Is there a simple (or simpler) way to understand that the following curve
$$\sqrt{x} + a\sqrt{y} = 2 \tag{1}$$
is a branch of a parabola?
When I say "simpler" I mean simpler with respect to turning the above curve into the form
$$Ax^2 + By^2 + Cxy + Dx + Ey + F = 0 \tag{2}$$
and then studying the conic as "usual"?
Algebraically, the question is equivalent to the following elimination process. Let $X,Y$ be the square roots of $x,y$. Then we want to eliminate $X,Y$ from the system of algebraic equations: $$ \left\{ \begin{aligned} x &= X^2\ ,\\ y &= Y^2\ ,\\ 2 &= X +aY \ . \end{aligned} \right. $$ So the question is or may be how can we quickly eliminate $X,Y$ from the three equations to obtain only one. Well, here is one way we can do it: $$ \begin{aligned} (x-a^2y)^2 &=(X^2-a^2Y^2)^2 =(X+aY)^2(X-aY)^2 =4(X-aY)^2 \\ &=+4X^2-8aXY+4a^2Y^2\\ &=-4X^2-8aXY-4a^2Y^2+8x+8a^2y=-4\underbrace{(X+aY)^2}_{=2^2=4}+8x+8a^2y\ , \end{aligned} $$ and we get an equation $$ \tag{P} 0=(x-a^2y)^2-8x-8a^2y+16\ , $$ which is the equation of a parabola $(P)$. So any solution of the initial equation involving radicals leads to a point $(x,y)$ on the parabola $(P)$ with $x,y\ge 0$. (It is not a brach, but an intersection with the first quarter of the plane.)
Any other way is equivalent to an elimination in its essence. So we can get more "simplicity" only by minimizing the elimination process. Squaring the given equation is equally simple or complicated.
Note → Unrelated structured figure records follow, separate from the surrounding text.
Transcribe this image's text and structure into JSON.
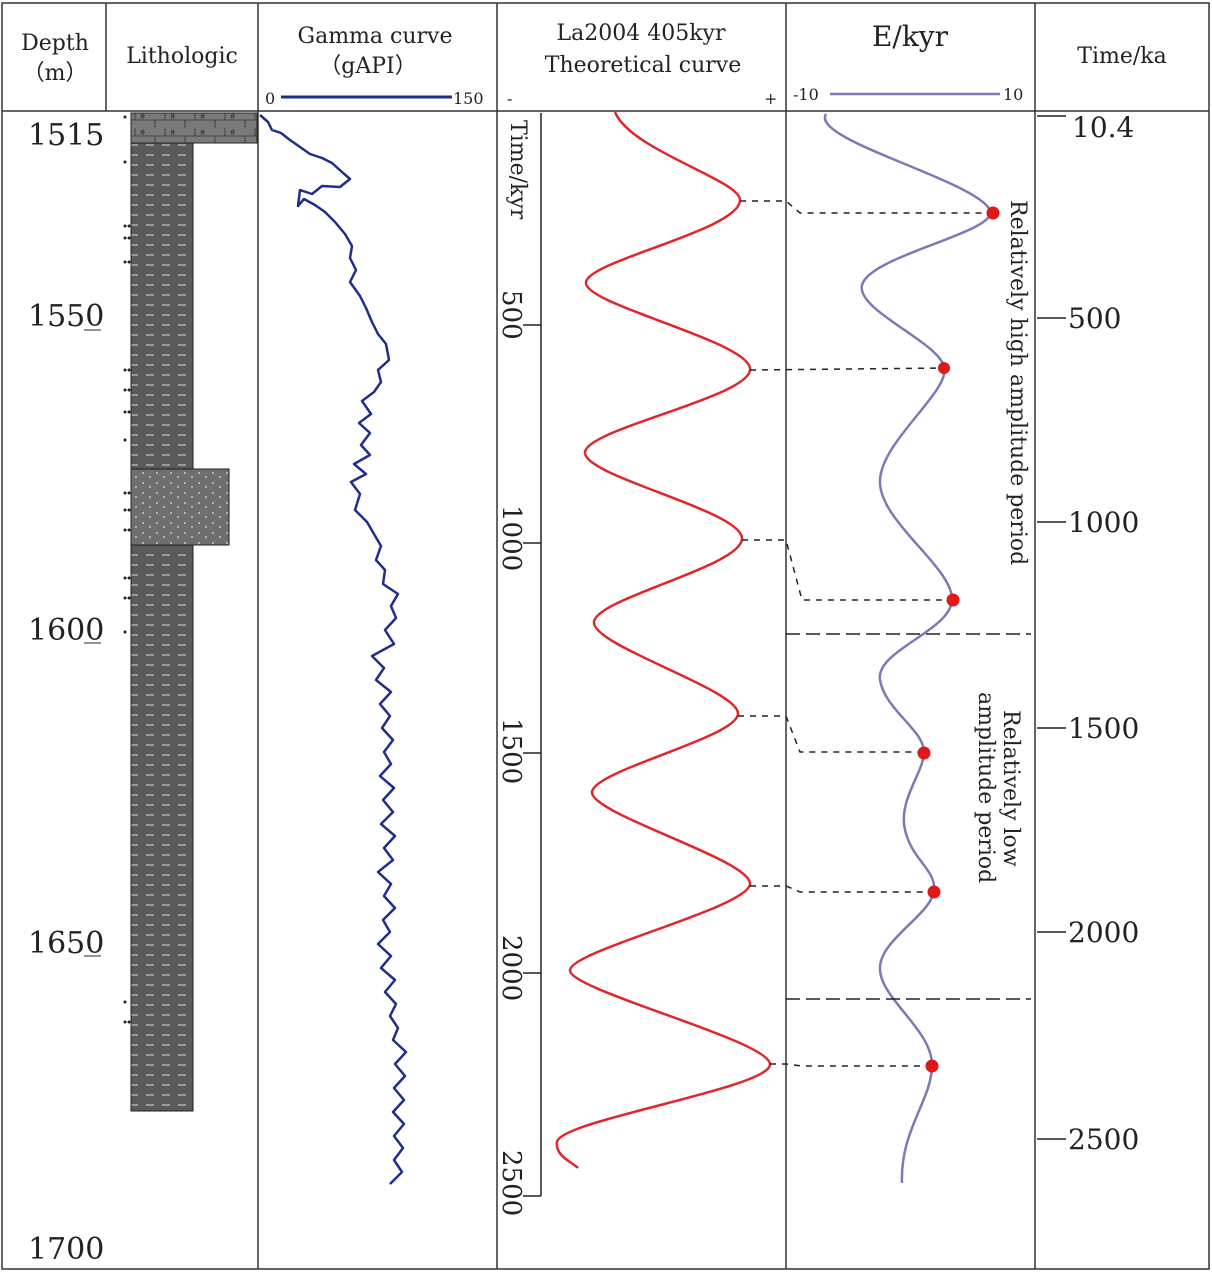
{
  "headers": {
    "depth": [
      "Depth",
      "（m）"
    ],
    "lithologic": "Lithologic",
    "gamma": [
      "Gamma  curve",
      "（gAPI）"
    ],
    "la2004": [
      "La2004 405kyr",
      "Theoretical curve"
    ],
    "ekyr": "E/kyr",
    "time": "Time/ka"
  },
  "scales": {
    "gamma_min": "0",
    "gamma_max": "150",
    "la_minus": "-",
    "la_plus": "+",
    "e_min": "-10",
    "e_max": "10"
  },
  "colors": {
    "gamma_curve": "#1f2d8c",
    "theoretical_curve": "#e0262a",
    "e_curve": "#7a7ab8",
    "marker": "#e01818",
    "lithology_fill": "#5a5a5a",
    "lithology_sandstone": "#6e6e6e"
  },
  "depth_axis": {
    "labels": [
      "1515",
      "1550",
      "1600",
      "1650",
      "1700"
    ]
  },
  "inner_time_axis": {
    "title": "Time/kyr",
    "ticks": [
      "500",
      "1000",
      "1500",
      "2000",
      "2500"
    ]
  },
  "time_axis": {
    "labels": [
      "10.4",
      "500",
      "1000",
      "1500",
      "2000",
      "2500"
    ]
  },
  "annotations": {
    "high_period": "Relatively high amplitude period",
    "low_period": [
      "Relatively low",
      "amplitude period"
    ]
  }
}
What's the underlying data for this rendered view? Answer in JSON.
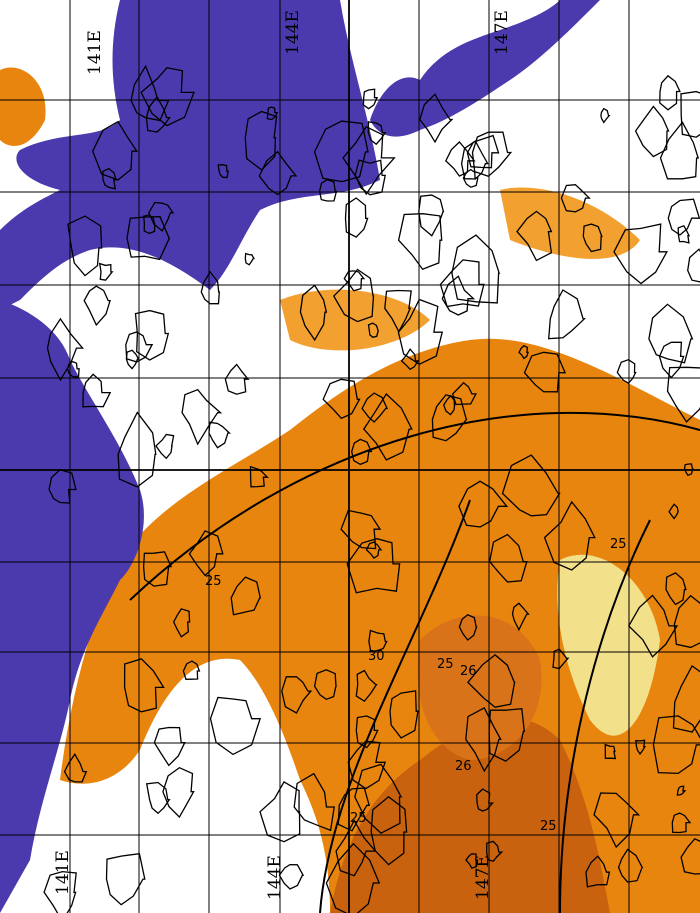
{
  "map": {
    "type": "sea surface temperature contour map",
    "colors": {
      "land": "#4a3aae",
      "no_data": "#ffffff",
      "warm_dark": "#c8620e",
      "warm": "#e8850f",
      "warm_light": "#f2a030",
      "pale": "#f3e08a",
      "contour": "#000000",
      "grid": "#000000"
    },
    "longitude_labels_top": [
      "141E",
      "144E",
      "147E"
    ],
    "longitude_labels_bottom": [
      "141E",
      "144E",
      "147E"
    ],
    "contour_labels": [
      "25",
      "25",
      "25",
      "25",
      "26",
      "26",
      "30",
      "25"
    ]
  }
}
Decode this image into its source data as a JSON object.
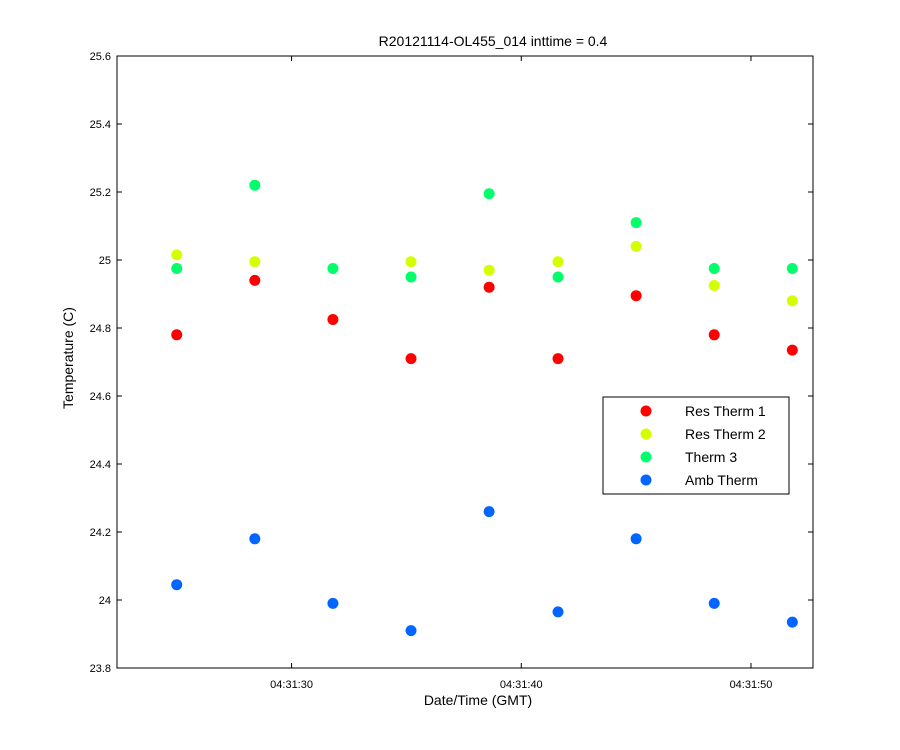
{
  "chart_data": {
    "type": "scatter",
    "title": "R20121114-OL455_014 inttime = 0.4",
    "xlabel": "Date/Time (GMT)",
    "ylabel": "Temperature (C)",
    "x_unit": "time (GMT)",
    "xlim": [
      "04:31:22.4",
      "04:31:52.7"
    ],
    "ylim": [
      23.8,
      25.6
    ],
    "y_ticks": [
      23.8,
      24,
      24.2,
      24.4,
      24.6,
      24.8,
      25,
      25.2,
      25.4,
      25.6
    ],
    "y_tick_labels": [
      "23.8",
      "24",
      "24.2",
      "24.4",
      "24.6",
      "24.8",
      "25",
      "25.2",
      "25.4",
      "25.6"
    ],
    "x_ticks": [
      "04:31:30",
      "04:31:40",
      "04:31:50"
    ],
    "x_tick_labels": [
      "04:31:30",
      "04:31:40",
      "04:31:50"
    ],
    "x": [
      "04:31:25.0",
      "04:31:28.4",
      "04:31:31.8",
      "04:31:35.2",
      "04:31:38.6",
      "04:31:41.6",
      "04:31:45.0",
      "04:31:48.4",
      "04:31:51.8"
    ],
    "series": [
      {
        "name": "Res Therm 1",
        "color": "#ff0000",
        "values": [
          24.78,
          24.94,
          24.825,
          24.71,
          24.92,
          24.71,
          24.895,
          24.78,
          24.735
        ]
      },
      {
        "name": "Res Therm 2",
        "color": "#d4ff00",
        "values": [
          25.015,
          24.995,
          null,
          24.995,
          24.97,
          24.995,
          25.04,
          24.925,
          24.88
        ]
      },
      {
        "name": "Therm 3",
        "color": "#00ff6a",
        "values": [
          24.975,
          25.22,
          24.975,
          24.95,
          25.195,
          24.95,
          25.11,
          24.975,
          24.975
        ]
      },
      {
        "name": "Amb Therm",
        "color": "#0066ff",
        "values": [
          24.045,
          24.18,
          23.99,
          23.91,
          24.26,
          23.965,
          24.18,
          23.99,
          23.935
        ]
      }
    ],
    "grid": false,
    "legend_position": "right"
  }
}
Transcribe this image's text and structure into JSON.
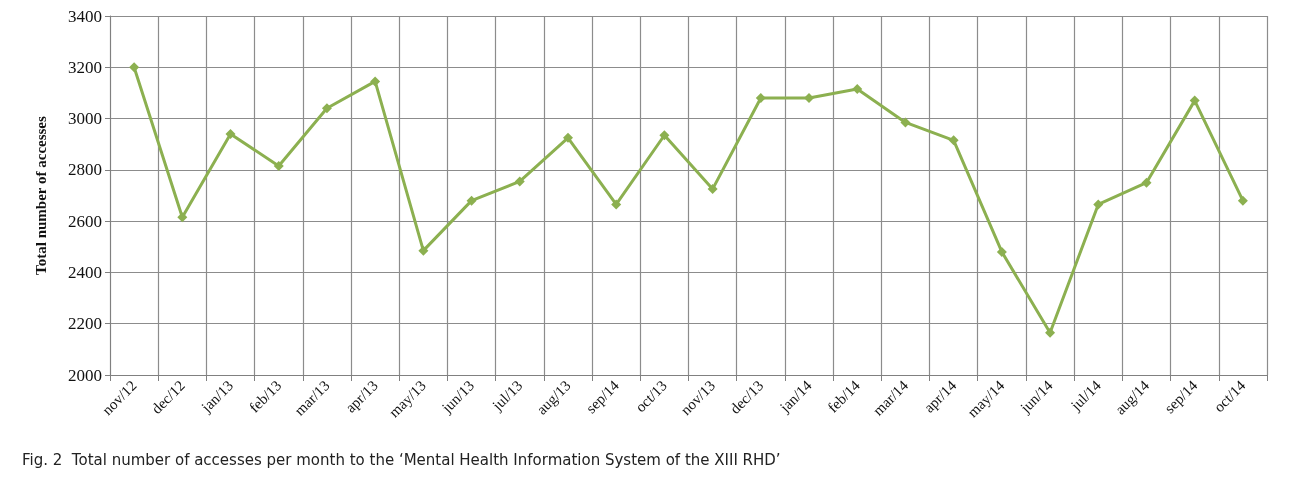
{
  "chart_data": {
    "type": "line",
    "ylabel": "Total number of accesses",
    "categories": [
      "nov/12",
      "dec/12",
      "jan/13",
      "feb/13",
      "mar/13",
      "apr/13",
      "may/13",
      "jun/13",
      "jul/13",
      "aug/13",
      "sep/14",
      "oct/13",
      "nov/13",
      "dec/13",
      "jan/14",
      "feb/14",
      "mar/14",
      "apr/14",
      "may/14",
      "jun/14",
      "jul/14",
      "aug/14",
      "sep/14",
      "oct/14"
    ],
    "series": [
      {
        "color": "#8cb050",
        "values": [
          3200,
          2615,
          2940,
          2815,
          3040,
          3145,
          2485,
          2680,
          2755,
          2925,
          2665,
          2935,
          2725,
          3080,
          3080,
          3115,
          2985,
          2915,
          2480,
          2165,
          2665,
          2750,
          3070,
          2680
        ]
      }
    ],
    "ylim": [
      2000,
      3400
    ],
    "yticks": [
      2000,
      2200,
      2400,
      2600,
      2800,
      3000,
      3200,
      3400
    ],
    "grid": true,
    "marker": "diamond",
    "line_style": "solid",
    "annotations": [
      "Fig. 2  Total number of accesses per month to the ‘Mental Health Information System of the XIII RHD’"
    ]
  }
}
You just need to square twice.
$$\sqrt x =2-a\sqrt y \implies x=4+a^2y-4a\sqrt y\implies4a\sqrt y= 4+a^2y-x \implies 16a^2y=x^2+a^4y^2-2a^2xy-8x+8a^2y+16$$
Final equation:- $$x^2+a^4y^2-2a^2xy-8x-8a^2y+16=0$$ Let coefficient of $x^2=i,\text{of} \ y^2=j , \text{and of} \ 2xy=k$.
By properties of equation of a parabola, $i.j=k^2$
As $1×a^4=(a^2)^2$ is true, it's proven that this is a parabola.